Chemical Storage Guidelines
If you have a laboratory or research center using chemicals, it is important to know how to properly store them. The occupations safety and health administrations or OSHA has given out the requirements for storage that should be considered. Here are the chemical storage requirements that we should comply with.
It is not enough to just put all the chemicals that you use on shelves. Because there are different kinds of chemicals they should be separated and storage accordingly. Different chemicals should not be put together in a cabinet but rather there should be put in different storage places or cabinets for different kinds of chemicals.
When chemicals are mixed there is a reaction so you need to take note of this when you are storing your chemicals. Keeping chemicals away from each other especially if they have negative interaction is very important. Solvents and oxidizing agents should not be put together, and solvents should be kept in cabinets that are fire resistant. Do not put acids (nitric, hydrochloric, and sulfuric) and bases (sodium hydroxide, potassium hydroxide, slaked lime, sodium carbonate, and aqueous ammonia) together in one cabinet. Mixing these corrosive bases with acids with be generating heat which is very risky. Labels should be put on chemical containers and labels should be put on cylinder shoulders.
The recommendation of the OSHA is that there should be at least five chemical storage areas or cabinets. These five storage cabinets can contain the following: general chemicals for the first cabinet where chemicals are put depending on category and hazardous rating, acids for the second cabinet, corrosive acids for the third, corrosive bases for the fourth, and flammable chemicals for the last cabinet. The cabinets should always be locked and they should be kept far away from sinks and water sources. Take precautions when storing liquid chemicals in cabinets. The cabinet in these cases should be placed in cool, dry locations away from sunlight. Doors of the cabinets or storage places should be installed with hazardous signs.
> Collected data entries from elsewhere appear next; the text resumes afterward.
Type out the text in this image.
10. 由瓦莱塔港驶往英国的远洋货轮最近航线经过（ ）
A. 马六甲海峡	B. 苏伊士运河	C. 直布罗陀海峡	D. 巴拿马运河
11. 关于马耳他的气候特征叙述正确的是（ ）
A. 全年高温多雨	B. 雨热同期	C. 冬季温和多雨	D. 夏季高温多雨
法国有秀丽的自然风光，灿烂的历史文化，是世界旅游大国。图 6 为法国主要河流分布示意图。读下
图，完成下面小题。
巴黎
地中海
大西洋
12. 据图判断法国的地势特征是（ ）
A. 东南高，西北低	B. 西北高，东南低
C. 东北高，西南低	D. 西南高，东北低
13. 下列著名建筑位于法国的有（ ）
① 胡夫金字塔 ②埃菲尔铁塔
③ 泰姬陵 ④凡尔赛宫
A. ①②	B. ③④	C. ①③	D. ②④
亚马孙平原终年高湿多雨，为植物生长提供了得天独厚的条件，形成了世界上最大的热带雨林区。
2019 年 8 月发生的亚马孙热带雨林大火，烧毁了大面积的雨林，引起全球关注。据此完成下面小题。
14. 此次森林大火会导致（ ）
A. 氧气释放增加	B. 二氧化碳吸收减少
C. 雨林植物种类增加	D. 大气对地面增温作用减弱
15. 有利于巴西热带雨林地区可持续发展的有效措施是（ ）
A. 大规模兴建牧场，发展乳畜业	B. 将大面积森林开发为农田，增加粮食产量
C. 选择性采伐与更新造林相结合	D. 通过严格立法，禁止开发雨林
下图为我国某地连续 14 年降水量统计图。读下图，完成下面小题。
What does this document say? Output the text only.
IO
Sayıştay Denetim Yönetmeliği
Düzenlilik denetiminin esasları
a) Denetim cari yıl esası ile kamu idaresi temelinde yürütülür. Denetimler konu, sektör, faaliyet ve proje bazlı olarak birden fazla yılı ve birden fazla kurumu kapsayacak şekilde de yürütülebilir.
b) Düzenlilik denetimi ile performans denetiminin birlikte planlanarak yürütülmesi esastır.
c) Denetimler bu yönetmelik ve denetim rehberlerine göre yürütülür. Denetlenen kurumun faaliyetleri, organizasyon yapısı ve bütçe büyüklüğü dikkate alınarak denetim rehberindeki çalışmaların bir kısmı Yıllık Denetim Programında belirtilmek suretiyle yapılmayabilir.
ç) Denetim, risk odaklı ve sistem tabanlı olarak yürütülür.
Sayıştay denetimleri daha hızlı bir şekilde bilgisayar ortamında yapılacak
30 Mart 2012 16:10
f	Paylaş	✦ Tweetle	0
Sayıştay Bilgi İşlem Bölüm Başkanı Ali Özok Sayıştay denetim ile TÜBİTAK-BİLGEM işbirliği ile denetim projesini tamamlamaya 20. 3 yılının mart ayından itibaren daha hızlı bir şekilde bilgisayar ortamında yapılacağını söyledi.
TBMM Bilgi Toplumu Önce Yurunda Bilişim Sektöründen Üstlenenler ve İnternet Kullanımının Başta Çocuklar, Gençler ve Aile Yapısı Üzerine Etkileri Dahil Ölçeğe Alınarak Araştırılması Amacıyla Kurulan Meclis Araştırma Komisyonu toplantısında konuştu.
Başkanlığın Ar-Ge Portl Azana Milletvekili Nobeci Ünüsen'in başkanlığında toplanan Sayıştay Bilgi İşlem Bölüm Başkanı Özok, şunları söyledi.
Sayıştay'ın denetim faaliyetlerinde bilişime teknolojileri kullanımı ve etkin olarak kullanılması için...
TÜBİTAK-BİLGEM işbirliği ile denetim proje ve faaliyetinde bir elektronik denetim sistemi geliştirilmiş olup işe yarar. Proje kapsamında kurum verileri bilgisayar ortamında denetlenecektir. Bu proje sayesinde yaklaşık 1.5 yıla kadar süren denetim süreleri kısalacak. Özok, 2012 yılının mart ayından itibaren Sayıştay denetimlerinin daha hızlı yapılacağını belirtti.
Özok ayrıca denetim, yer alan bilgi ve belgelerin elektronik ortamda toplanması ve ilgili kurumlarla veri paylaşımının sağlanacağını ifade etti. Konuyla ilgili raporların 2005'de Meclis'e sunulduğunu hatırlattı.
OSHA does not have a specific color coding system, but they recommend that you create a system that will help to identify specific chemicals. For example, you can use red for flammable chemicals, yellow for reactive or oxidizing agents, chemicals hazardous to health can be colored blue, corrosives chemicals can be white, and green and gray for those chemicals that are only moderately hazardous.
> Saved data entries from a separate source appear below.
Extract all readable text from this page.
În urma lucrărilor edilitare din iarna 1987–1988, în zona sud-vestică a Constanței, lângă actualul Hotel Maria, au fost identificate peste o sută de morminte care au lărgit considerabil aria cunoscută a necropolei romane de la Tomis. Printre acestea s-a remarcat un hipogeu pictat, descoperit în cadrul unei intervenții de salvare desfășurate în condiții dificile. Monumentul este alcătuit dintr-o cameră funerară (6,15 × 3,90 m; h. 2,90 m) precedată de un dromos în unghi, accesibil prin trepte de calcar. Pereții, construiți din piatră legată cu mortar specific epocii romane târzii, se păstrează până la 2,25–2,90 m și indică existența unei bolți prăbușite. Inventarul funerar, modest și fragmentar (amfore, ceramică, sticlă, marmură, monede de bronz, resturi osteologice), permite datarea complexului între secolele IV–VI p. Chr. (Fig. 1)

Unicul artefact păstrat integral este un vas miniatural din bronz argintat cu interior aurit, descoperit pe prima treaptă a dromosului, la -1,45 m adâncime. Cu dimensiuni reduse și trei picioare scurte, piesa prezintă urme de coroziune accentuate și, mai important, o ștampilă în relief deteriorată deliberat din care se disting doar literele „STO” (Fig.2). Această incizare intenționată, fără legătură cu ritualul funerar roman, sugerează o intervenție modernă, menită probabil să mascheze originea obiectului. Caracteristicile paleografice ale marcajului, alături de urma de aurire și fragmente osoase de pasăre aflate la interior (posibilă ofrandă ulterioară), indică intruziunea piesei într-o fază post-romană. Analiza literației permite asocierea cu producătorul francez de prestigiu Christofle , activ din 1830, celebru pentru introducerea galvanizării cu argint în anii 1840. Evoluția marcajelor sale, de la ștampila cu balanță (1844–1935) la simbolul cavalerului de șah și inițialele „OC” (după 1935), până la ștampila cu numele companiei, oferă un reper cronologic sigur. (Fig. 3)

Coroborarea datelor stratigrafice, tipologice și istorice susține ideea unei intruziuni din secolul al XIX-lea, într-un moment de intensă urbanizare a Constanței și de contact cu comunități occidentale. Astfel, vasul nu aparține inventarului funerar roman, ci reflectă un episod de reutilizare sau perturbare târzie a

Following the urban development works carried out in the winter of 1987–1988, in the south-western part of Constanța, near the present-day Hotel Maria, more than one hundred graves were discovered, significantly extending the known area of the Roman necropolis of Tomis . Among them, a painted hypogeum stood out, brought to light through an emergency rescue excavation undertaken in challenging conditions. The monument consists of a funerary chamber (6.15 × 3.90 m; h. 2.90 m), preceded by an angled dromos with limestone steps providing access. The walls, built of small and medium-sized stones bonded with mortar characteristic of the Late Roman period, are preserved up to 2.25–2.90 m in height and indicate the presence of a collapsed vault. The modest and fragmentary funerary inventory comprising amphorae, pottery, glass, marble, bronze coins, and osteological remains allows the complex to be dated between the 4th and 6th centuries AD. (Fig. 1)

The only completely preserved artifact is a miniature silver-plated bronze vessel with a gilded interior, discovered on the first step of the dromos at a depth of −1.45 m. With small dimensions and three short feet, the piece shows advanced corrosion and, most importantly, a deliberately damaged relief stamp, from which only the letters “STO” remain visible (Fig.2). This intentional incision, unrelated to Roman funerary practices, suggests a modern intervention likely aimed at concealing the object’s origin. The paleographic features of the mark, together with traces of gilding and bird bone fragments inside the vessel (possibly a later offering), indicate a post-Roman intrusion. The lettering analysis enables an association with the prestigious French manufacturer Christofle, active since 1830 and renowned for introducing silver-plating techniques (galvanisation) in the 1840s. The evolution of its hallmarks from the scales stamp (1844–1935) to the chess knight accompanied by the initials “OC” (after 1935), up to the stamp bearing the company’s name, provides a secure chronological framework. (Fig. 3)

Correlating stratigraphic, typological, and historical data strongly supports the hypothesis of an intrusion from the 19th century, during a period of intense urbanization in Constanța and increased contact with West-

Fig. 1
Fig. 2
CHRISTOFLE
Training on safety storage procedures should be given to people assigned to handle chemicals. There should be training every few months as recommended by OSHA. If there are new chemicals, every staff should know about it and they should be taught on how to properly store it. It is very important to store chemicals properly. The protection of property and personnel are ensured when chemicals are stored properly. You should ensure that all chemicals are handled by trained and qualified personnel.